Newcomers are welcomed, and despite the testosterone-heavy atmosphere, there’s nothing intimidating about the gym – Alan regularly breaks off from chatting to MF to give one of the skinnier members pointers on technique, and happily shares tips on how to improve our own woeful push-press. ‘Everyone wants everyone else to succeed,’ says Ratcliffe. ‘Because if they do better, that pushes the rest of us.’

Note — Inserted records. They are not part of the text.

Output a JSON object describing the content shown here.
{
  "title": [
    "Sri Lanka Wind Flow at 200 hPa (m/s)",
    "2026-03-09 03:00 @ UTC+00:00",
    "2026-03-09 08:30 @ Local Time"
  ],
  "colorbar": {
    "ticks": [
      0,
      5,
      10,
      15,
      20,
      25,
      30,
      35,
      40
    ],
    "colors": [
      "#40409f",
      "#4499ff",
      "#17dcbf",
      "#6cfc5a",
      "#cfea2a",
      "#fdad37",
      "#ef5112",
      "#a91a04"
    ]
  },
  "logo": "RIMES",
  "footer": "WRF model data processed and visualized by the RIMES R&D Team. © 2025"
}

For MF, accustomed to going in gyms with aromatherapy rooms and tanning booths, where the only screaming ever heard is from staff who spot you chalking up, Adlington is like a workout paradise. It makes us want to spit on our hands and squat heavy, to swap triceps kickbacks for power cleans. It makes us want to buy a singlet.
 
Adlington doesn’t seem to be going anywhere, but what if it did? Would the regulars retreat to the gyms they all have in sheds and garages? Or would they get a membership to Fitness First? No way, says Fat Pete. ‘They don’t want people like me in there, and I don’t want to go. This is a little piece of heaven.’ He glances around at the toilet, the shower, and the taped-together punchbag. ‘Although I always thought heaven’d be a bit cleaner.’

Joel Snape

From 2008 to 2018, Joel worked for Men's Fitness, which predated, and then shared a website with, Coach. Though he spent years running the hills of Bath, he’s since ditched his trainers for a succession of Converse high-tops, since they’re better suited to his love of pulling vans, lifting cars, and hefting logs in a succession of strongman competitions.